The three‑stage tower includes a corner octagonal stair turret that rises above the castellated parapet as a gableted pinnacle, and the lower stage displays grotesque heads. The west elevation contains a four‑light window beneath clock faces, while the belfry has two‑light openings flanked by blind recesses. Corner pinnacles complete the composition.

===Interior===
Internally, the double‑chamfered nave arcade is carried on clustered columns with naturalistic capitals carved by Thomas Earp. The nave is covered by a rafter roof, while the chancel has a barrel roof. The two‑bay chancel is divided from the side chapels by wrought‑iron screens. The reredos and chancel contain polychromatic inlaid masonry panelling, along with Minton floor tiles, a piscina, and a sedilia.

The font and pulpit are in stone with fleuron‑motif enrichment, and the font has an unusual cast-iron cover. An organ chamber, timber pews, and stalls are present. A stone at the base of the tower records the death of the architect in 1881. Stained glass windows by both Charles Eamer Kempe and Morris & Co. are also installed.

==Associated lychgate==
A lychgate constructed around 1920 serves as the site's First World War memorial and is separately listed at Grade II. Built of ashlar masonry and roofed in slate, it is designed in the Gothic Revival style.
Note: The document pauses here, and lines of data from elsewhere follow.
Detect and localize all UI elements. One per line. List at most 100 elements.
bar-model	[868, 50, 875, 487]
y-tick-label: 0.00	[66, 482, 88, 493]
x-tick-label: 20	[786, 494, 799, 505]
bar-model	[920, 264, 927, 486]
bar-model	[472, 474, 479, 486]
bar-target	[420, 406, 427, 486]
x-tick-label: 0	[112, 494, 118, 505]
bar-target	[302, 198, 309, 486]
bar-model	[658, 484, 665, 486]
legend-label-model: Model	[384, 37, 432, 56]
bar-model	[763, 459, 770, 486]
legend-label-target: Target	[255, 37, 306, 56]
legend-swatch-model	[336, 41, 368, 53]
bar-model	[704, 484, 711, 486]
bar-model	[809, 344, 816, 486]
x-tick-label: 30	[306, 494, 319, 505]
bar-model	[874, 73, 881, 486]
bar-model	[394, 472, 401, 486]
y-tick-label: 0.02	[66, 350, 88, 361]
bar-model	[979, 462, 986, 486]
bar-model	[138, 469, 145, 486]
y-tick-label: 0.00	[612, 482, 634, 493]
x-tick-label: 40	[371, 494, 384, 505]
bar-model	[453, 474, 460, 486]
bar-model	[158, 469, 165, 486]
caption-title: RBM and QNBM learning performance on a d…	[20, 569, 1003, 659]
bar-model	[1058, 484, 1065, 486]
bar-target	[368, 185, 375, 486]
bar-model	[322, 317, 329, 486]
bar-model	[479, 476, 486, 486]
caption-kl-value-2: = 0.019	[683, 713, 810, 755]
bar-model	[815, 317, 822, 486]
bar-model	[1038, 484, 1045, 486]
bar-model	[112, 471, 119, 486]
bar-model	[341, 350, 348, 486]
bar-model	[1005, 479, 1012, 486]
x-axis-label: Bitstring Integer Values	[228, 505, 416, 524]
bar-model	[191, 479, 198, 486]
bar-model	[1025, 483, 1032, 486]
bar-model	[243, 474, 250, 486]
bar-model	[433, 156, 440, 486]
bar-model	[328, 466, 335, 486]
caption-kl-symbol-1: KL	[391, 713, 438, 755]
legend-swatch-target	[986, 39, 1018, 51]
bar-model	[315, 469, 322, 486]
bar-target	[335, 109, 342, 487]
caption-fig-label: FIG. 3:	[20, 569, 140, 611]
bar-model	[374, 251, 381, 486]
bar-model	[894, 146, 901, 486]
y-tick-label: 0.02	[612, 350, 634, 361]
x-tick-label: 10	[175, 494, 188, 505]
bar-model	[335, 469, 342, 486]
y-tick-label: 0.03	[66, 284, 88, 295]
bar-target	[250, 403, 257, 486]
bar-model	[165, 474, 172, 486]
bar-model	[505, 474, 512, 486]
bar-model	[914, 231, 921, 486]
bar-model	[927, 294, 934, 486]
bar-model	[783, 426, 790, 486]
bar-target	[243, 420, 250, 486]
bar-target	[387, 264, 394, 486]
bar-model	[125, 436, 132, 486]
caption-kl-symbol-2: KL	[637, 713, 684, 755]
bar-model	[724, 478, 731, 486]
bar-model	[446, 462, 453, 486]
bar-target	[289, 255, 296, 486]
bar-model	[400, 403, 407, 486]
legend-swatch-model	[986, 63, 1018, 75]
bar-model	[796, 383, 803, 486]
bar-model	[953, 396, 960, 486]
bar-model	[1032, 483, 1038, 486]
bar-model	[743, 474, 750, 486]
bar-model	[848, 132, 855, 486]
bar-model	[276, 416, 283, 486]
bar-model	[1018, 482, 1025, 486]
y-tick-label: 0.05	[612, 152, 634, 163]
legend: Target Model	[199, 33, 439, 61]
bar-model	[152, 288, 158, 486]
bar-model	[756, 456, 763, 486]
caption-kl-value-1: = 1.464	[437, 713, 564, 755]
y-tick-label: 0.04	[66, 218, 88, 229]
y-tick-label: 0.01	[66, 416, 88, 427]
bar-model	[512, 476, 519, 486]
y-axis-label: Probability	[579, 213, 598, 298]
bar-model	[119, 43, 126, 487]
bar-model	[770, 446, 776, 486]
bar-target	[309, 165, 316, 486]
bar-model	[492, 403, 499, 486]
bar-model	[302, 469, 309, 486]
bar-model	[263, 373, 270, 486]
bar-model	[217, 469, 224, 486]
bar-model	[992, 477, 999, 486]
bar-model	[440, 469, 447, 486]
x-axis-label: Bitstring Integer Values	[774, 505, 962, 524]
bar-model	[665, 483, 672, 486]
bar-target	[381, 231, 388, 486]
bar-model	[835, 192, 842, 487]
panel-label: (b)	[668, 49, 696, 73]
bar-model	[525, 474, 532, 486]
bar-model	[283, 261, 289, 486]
The structure features pointed arches with moulded detailing, along with angled corner buttresses containing statues set within cusped niches. Each side is fitted with a five‑light window with cusped tracery. The front and rear gables carry a crucifix and a statue beneath a cusped canopy respectively, accompanied by inscriptions from both the Old and New Testaments. Inside, the masonry bears carved rolls of honour commemorating the fallen.